Anticholinergic toxicity

Many psychotropic medications have anticholinergic properties.

Toxicity, which is characterized by flushed dry skin, agitation, restlessness, visual hallucinations, tachycardia and hypotension can be distinguished from SS by the following:

• dryness vs. diaphoresis: characteristic of NMS and often seen in SS
• temperature is only mildly elevated
• rigidity is absent
• muscle enzymes are typically not elevated (constipation or ileus and urinary retention, are often present)

Stimulant abuse

Many stimulants are very similar to the brain’s own neurotransmitters, including dopamine, norepinephrine and serotonin

Some (such as MDMA, methamphetamine) can block the reuptake transporters causing neurotransmitters to stay in the synapse for longer.

Psychostimulants can cause restlessness and agitation leading to increased heat production.

The possibility of stimulant use or abuse causing a patient’s presentation or contributing to the development of SS can often be discerned from corroborative history, previous records, or the results of urine drug screen.

SS:  Conclusions

Serotonin toxicity is unrecognized and often misdiagnosed.

Serotonin toxicity can occur in patients on monotherapy without an increase in dosage.

Polypharmacy will increase the risk of serotonin toxicity.

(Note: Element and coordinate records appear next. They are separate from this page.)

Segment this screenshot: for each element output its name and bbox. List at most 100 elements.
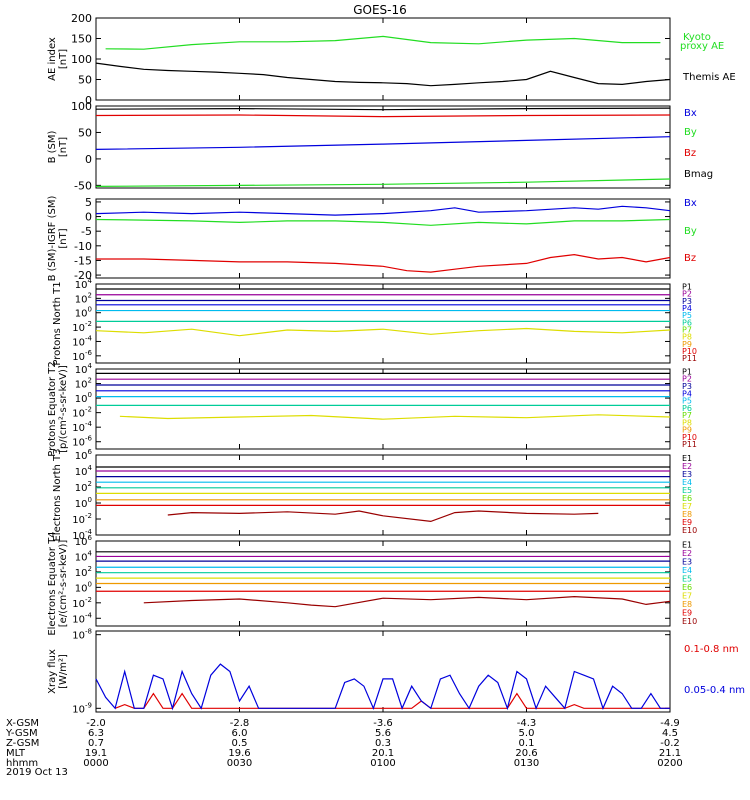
legend-p2: P2 [682, 290, 692, 299]
y-axis-label: B (SM)-IGRF (SM)[nT] [47, 196, 69, 282]
y-axis-label: Electrons Equator T4[e/(cm²-s-sr-keV)] [47, 531, 69, 635]
legend-e10: E10 [682, 526, 697, 535]
y-tick-label: 102 [75, 565, 92, 579]
legend-bz: Bz [684, 253, 696, 264]
legend-e9: E9 [682, 608, 692, 617]
ephemeris-label: MLT [6, 748, 26, 759]
y-tick-label: 5 [85, 196, 92, 209]
y-tick-exponent: 0 [88, 580, 92, 588]
legend-e4: E4 [682, 566, 692, 575]
panel-3: 5 0-5 -10-15 -20 B (SM)-IGRF (SM)[nT] Bx By Bz [47, 196, 697, 283]
legend-p8: P8 [682, 418, 692, 427]
ephemeris-value: 0.3 [375, 738, 391, 749]
y-tick-label: -20 [74, 269, 92, 282]
legend-e5: E5 [682, 486, 692, 495]
y-tick-exponent: 6 [88, 534, 93, 542]
panel-frame [95, 283, 671, 364]
y-tick-exponent: 0 [88, 306, 92, 314]
legend-p10: P10 [682, 347, 697, 356]
y-axis-label-line: B (SM) [47, 130, 58, 163]
y-tick-label: 0 [85, 211, 92, 224]
y-axis-label-line: [p/(cm²-s-sr-keV)] [58, 365, 69, 453]
y-axis-label-line: [nT] [58, 137, 69, 157]
legend-p1: P1 [682, 367, 692, 376]
y-tick-label: 100 [71, 100, 92, 113]
y-tick-exponent: 4 [88, 464, 93, 472]
ephemeris-value: 0200 [657, 758, 682, 769]
legend-p4: P4 [682, 389, 692, 398]
y-axis-label-line: Protons Equator T2 [47, 361, 58, 457]
panel-frame [95, 368, 671, 450]
legend-p7: P7 [682, 411, 692, 420]
y-axis-label-line: [nT] [58, 228, 69, 248]
ephemeris-value: 6.0 [232, 728, 248, 739]
legend-e1: E1 [682, 454, 692, 463]
series-p7 [119, 414, 671, 420]
date-label: 2019 Oct 13 [6, 767, 68, 778]
legend-0-1-0-8-nm: 0.1-0.8 nm [684, 644, 739, 655]
legend-e7: E7 [682, 591, 692, 600]
y-tick-label: -10 [74, 240, 92, 253]
y-tick-exponent: 0 [88, 496, 92, 504]
y-tick-exponent: -2 [85, 406, 92, 414]
y-tick-label: 100 [71, 53, 92, 66]
series-bx [95, 205, 671, 216]
y-tick-label: 10-8 [72, 628, 92, 642]
series-bz [95, 114, 671, 118]
y-tick-exponent: -2 [85, 596, 92, 604]
legend-e10: E10 [682, 617, 697, 626]
y-tick-label: 100 [75, 496, 92, 510]
y-axis-label-line: Electrons Equator T4 [47, 531, 58, 635]
legend-p8: P8 [682, 333, 692, 342]
legend-e3: E3 [682, 470, 692, 479]
y-tick-label: 100 [75, 306, 92, 320]
y-tick-exponent: 2 [88, 480, 92, 488]
ephemeris-value: 0.1 [519, 738, 535, 749]
legend-p6: P6 [682, 404, 692, 413]
ephemeris-label: X-GSM [6, 718, 39, 729]
y-tick-exponent: -8 [85, 628, 92, 636]
y-tick-exponent: -4 [85, 528, 93, 536]
legend-e8: E8 [682, 510, 692, 519]
legend-bx: Bx [684, 198, 697, 209]
legend-p2: P2 [682, 375, 692, 384]
ephemeris-value: 0100 [370, 758, 395, 769]
series-bz [96, 253, 671, 273]
ephemeris-value: -0.2 [660, 738, 680, 749]
y-tick-label: 106 [75, 534, 93, 548]
y-tick-exponent: 4 [88, 277, 93, 285]
y-axis-label: B (SM)[nT] [47, 130, 69, 163]
ephemeris-label: Z-GSM [6, 738, 39, 749]
y-tick-exponent: 6 [88, 448, 93, 456]
legend-e2: E2 [682, 549, 692, 558]
y-tick-exponent: -4 [85, 334, 93, 342]
ephemeris-value: 0.7 [88, 738, 104, 749]
y-axis-label: Xray flux[W/m²] [47, 649, 69, 694]
ephemeris-value: 19.1 [85, 748, 107, 759]
legend-p5: P5 [682, 397, 692, 406]
legend-bx: Bx [684, 108, 697, 119]
series-e9 [143, 595, 671, 608]
y-tick-exponent: -6 [85, 435, 93, 443]
ephemeris-value: 5.0 [519, 728, 535, 739]
legend-e5: E5 [682, 574, 692, 583]
legend-e6: E6 [682, 583, 692, 592]
y-axis-label: AE index[nT] [47, 37, 69, 81]
legend-p7: P7 [682, 325, 692, 334]
ephemeris-value: 21.1 [659, 748, 681, 759]
legend-p9: P9 [682, 426, 692, 435]
legend-e6: E6 [682, 494, 692, 503]
ephemeris-value: -2.0 [86, 718, 106, 729]
legend-e8: E8 [682, 600, 692, 609]
legend-p3: P3 [682, 382, 692, 391]
y-tick-label: 100 [75, 580, 92, 594]
y-tick-label: 150 [71, 33, 92, 46]
legend-p9: P9 [682, 340, 692, 349]
ephemeris-value: 20.6 [515, 748, 537, 759]
series-by [95, 178, 671, 187]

The clinical syndrome consists of confusion/delirium, tremulousness, myoclonus, ataxia, hyperreflexia, and autonomic instability in over 80% of cases.

Serotonin syndrome is usually self-limited, although 30% of patients require ICU admission, intubation and IV lorazepam.

A fever of >40°C [104°F] on day one may be a good prediction of complications.